Advice from an older thinkpeace girl:
When I first came to thinkpeace camp at age 12, I didn’t know that it is okay to wholeheartedly and shamelessly embrace whatever your talents and passions are. Don’t disregard things that you are good at because you think “everyone can do this, it’s not really a talent” because that’s just simply untrue. Never be afraid to do something that sets you apart from others, because those things that make you “different” are your gift to the world.
What I’ve learned to value about myself:
My passion for creating, my innovation, my entrepreneurial nature, and my ability to not take myself so seriously.
When I was younger, I got in trouble at school for things like painting my jeans in art class to make them more unique or trying to set up a sneaky-postal business where I would charge people a penny to facilitate note passing in class. While those things admittedly may not have always been appropriate in class, these are the skills I have carried with me into adulthood, and I look back now, with confidence in who I am as a woman and smile thinking “I’ve always had this in me.”

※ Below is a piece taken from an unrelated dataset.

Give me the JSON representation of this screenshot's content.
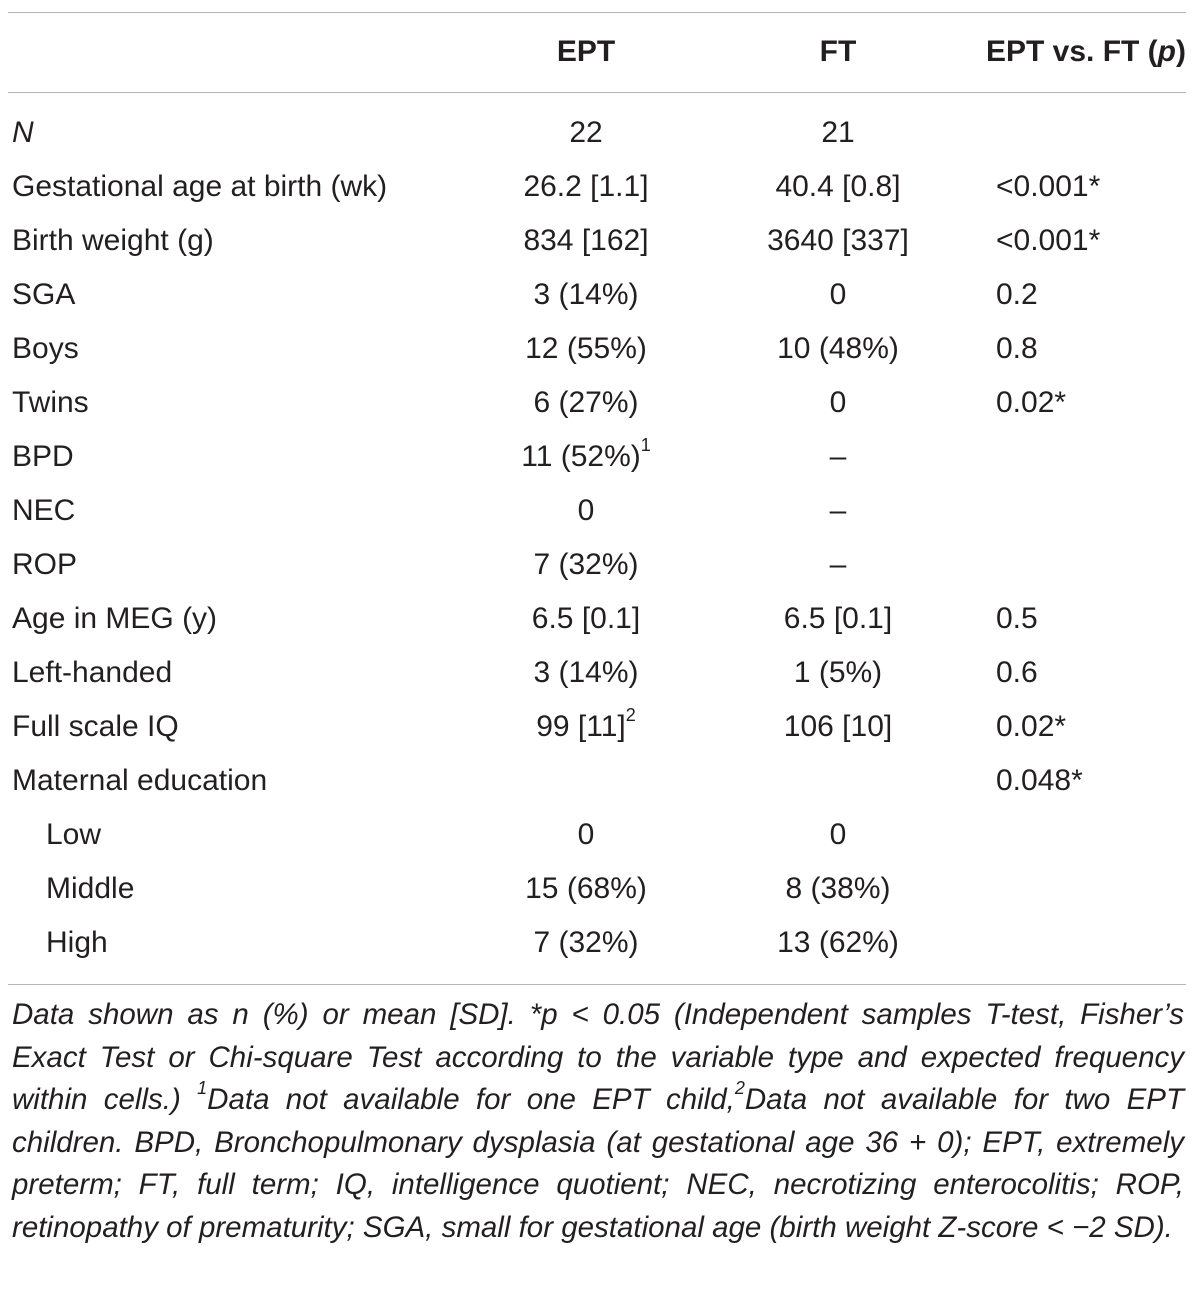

23-year-old me reflecting on my thinkpeace camp experience:
I think learning to be a strong woman in this world and learning FROM strong women is the most important thing. Growing up, I never thought for a second that a woman couldn’t do anything she put her mind to, and I credit a lot of that to thinkpeace.
One of my favorite memories from my life is the thinkpeace talent show. All the “good” talents were taken (dancing, singing, gymnastics), so in my effort to be unique, I just ate an onion raw like an apple. As ridiculous as my performance was, my thinkpeace family, embraced that talent as if I had just juggled fire. That’s when I learned that every single talent is special, and in turn, so was I. We were ALL winners that day.